Abstract

Classical approaches are used to develop rainfall intensity duration frequency curves for the estimation of design rainfall intensities corresponding to various return periods. The study modelled extreme rainfall intensities at different durations and compared the classical Gumbel and generalized extreme value (GEV) distributions in semi-arid urban region. The model and parameter uncertainties are translated to uncertainties in design storm estimates. A broader insight emerges that rainfall extremes in 1 h and 3 h are sensitive to the choice of frequency analysis (GEV in this case) and helps address anticipated intensification of extreme events for short duration at urban local scale.
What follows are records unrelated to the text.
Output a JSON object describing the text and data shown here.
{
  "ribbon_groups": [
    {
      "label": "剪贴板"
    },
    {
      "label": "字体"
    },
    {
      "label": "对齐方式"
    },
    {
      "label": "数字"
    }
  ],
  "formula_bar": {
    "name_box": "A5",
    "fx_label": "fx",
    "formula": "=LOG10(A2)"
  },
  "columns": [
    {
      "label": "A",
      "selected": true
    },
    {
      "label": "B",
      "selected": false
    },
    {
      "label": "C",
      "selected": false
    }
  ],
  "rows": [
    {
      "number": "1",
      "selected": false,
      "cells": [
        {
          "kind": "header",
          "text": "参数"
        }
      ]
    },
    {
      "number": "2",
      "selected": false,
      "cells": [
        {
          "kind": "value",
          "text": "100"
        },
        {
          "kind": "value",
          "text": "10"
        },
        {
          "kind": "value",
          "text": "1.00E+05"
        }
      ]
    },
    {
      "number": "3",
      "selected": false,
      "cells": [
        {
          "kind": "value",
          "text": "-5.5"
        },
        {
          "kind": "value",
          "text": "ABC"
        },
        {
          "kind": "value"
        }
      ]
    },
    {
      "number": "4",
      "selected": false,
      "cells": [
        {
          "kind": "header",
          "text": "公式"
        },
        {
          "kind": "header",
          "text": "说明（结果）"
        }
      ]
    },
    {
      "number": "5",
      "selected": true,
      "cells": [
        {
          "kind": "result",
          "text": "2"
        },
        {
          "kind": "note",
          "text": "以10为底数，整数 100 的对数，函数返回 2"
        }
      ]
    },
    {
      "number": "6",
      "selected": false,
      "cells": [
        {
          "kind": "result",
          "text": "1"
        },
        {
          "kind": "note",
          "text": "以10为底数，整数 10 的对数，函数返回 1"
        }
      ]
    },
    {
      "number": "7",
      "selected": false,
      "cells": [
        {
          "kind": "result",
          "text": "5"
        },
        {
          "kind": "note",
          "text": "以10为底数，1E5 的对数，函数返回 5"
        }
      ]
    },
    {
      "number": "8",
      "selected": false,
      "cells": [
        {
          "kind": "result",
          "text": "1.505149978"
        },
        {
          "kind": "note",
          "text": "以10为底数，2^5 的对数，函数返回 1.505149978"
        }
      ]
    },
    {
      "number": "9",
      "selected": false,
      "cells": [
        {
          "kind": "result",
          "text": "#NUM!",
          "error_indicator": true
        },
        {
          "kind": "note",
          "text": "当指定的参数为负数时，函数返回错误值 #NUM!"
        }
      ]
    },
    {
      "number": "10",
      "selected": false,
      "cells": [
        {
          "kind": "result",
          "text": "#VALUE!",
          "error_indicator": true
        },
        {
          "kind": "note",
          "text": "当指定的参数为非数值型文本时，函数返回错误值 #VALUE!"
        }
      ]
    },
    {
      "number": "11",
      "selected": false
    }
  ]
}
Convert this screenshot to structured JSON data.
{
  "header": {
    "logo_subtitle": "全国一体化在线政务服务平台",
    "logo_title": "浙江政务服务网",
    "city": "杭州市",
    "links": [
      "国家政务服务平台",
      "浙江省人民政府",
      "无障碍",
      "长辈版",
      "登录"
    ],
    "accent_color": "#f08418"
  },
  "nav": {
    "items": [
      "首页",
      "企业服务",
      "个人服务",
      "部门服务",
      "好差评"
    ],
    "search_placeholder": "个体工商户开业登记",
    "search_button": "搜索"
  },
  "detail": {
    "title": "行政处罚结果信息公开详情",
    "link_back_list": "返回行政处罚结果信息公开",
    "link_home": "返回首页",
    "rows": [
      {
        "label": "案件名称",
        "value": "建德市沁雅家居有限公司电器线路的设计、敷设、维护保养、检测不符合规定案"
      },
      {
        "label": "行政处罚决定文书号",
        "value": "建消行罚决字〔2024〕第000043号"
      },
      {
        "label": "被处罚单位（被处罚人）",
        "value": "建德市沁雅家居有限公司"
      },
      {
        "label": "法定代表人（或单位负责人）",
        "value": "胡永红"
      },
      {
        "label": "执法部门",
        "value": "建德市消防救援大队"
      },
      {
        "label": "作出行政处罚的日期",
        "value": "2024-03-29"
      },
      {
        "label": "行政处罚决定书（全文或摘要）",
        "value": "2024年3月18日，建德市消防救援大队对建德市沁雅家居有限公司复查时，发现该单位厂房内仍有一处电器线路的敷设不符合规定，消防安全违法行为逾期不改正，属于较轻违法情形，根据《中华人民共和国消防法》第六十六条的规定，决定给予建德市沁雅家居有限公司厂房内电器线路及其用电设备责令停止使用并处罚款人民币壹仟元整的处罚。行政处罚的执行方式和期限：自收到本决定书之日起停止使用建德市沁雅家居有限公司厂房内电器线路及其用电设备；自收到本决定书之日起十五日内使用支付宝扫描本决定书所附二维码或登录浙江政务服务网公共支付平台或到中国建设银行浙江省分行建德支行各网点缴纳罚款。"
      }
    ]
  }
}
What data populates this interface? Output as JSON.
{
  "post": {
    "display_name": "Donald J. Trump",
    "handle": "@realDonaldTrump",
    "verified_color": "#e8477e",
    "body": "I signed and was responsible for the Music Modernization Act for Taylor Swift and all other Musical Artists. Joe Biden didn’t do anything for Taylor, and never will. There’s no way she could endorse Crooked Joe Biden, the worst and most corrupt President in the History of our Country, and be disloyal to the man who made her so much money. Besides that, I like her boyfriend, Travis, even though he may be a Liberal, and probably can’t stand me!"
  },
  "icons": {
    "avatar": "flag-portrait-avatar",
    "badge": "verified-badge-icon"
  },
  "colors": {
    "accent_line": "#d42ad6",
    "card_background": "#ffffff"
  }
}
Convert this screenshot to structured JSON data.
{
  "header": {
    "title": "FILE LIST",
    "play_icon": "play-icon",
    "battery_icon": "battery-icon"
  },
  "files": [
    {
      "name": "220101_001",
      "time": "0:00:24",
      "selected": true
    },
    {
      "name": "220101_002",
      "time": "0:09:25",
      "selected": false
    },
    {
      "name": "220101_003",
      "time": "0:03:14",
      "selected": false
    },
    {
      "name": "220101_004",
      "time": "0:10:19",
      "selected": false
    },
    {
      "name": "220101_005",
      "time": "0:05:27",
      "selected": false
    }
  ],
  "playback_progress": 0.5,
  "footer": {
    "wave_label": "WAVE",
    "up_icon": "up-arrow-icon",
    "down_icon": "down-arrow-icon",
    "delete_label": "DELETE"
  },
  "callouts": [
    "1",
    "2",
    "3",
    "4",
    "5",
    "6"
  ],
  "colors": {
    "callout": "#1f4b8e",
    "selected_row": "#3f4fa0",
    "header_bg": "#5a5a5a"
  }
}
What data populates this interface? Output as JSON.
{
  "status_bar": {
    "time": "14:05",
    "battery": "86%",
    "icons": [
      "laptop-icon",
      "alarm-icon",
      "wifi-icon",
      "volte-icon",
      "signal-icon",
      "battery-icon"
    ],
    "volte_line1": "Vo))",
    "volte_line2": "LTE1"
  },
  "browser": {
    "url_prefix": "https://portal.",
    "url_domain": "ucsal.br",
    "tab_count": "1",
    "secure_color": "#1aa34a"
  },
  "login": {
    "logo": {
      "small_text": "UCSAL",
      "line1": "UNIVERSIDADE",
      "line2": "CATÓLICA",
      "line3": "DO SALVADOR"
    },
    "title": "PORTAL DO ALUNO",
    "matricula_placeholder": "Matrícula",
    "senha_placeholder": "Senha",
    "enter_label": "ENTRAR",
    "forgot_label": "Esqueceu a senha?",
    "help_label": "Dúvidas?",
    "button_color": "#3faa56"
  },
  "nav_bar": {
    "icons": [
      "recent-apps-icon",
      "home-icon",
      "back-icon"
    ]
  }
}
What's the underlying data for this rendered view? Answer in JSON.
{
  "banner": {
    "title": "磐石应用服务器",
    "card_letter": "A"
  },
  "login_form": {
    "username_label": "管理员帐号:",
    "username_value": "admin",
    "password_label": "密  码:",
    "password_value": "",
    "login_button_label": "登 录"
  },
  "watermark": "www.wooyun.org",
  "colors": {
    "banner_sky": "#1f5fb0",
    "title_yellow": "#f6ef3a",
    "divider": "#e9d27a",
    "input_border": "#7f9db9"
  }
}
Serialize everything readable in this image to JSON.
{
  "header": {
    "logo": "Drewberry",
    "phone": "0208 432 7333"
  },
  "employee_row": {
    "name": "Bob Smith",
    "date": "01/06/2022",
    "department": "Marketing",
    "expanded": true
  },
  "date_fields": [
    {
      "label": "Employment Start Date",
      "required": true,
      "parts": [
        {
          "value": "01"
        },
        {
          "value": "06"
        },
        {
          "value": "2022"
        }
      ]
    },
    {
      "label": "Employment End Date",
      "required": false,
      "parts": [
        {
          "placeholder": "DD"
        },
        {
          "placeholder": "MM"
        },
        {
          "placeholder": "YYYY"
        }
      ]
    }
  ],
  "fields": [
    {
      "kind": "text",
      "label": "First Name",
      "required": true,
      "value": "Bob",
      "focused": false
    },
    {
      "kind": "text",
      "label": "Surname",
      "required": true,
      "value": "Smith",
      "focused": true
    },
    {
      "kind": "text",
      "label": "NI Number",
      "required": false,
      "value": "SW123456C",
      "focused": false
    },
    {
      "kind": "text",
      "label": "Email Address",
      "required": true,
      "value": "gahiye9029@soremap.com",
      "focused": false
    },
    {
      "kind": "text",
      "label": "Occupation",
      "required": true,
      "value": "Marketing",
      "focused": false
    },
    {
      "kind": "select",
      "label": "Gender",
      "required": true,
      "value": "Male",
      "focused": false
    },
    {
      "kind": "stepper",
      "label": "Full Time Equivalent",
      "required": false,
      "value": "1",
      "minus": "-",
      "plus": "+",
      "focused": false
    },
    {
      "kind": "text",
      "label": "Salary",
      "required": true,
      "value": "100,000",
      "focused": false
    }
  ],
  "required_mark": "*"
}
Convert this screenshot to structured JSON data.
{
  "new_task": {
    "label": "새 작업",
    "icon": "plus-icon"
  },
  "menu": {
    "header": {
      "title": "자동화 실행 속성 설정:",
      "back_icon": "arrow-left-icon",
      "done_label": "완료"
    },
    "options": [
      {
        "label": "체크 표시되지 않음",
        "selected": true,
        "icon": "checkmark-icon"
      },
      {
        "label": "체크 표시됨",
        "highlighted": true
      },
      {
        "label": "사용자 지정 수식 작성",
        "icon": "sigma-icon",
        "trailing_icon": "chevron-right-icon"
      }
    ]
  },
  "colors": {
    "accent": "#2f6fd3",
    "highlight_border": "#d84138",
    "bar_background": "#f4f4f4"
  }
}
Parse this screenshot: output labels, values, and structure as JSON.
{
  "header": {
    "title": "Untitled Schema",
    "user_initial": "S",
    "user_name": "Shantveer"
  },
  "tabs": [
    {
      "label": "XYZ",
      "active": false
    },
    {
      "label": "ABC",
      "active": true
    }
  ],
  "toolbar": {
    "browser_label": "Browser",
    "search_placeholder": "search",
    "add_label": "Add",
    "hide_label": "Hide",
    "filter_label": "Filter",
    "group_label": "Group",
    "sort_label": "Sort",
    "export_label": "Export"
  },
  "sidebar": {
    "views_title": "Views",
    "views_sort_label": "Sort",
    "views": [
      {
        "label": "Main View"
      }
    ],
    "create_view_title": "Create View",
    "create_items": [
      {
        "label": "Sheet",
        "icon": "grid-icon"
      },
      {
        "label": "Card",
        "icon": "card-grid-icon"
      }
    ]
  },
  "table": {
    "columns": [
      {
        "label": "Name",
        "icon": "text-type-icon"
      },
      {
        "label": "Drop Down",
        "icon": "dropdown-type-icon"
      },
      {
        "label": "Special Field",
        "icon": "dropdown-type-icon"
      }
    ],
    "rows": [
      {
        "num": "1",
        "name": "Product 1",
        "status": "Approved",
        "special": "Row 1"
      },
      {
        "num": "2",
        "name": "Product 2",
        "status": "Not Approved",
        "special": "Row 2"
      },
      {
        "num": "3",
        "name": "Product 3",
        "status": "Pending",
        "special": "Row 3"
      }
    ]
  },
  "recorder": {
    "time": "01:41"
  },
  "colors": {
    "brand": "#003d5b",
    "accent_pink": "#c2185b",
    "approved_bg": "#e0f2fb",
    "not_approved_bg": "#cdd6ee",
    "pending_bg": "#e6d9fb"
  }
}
In comparison with Gumbel, GEV predicts higher extreme rainfall intensity corresponding to various return periods and duration (for 1-h duration the increase in extreme rainfall intensity is from 27 to 33% for return periods 10 years and higher, 3-h and 50-year return period—20%, 3-h and 100-year return period—20.6%, 24 h at similar return periods—10%). The Bayesian posterior distribution has a calibration effect on the GEV predictions and reduces the upper range of uncertainty in the GEV probability model prediction from a range of 16–31% to 10–28.4% for return period varying from 10 to 50 year for 1-h storms. In geographically similar areas these extreme intensities may be used to prepare for the rising flash flood risks.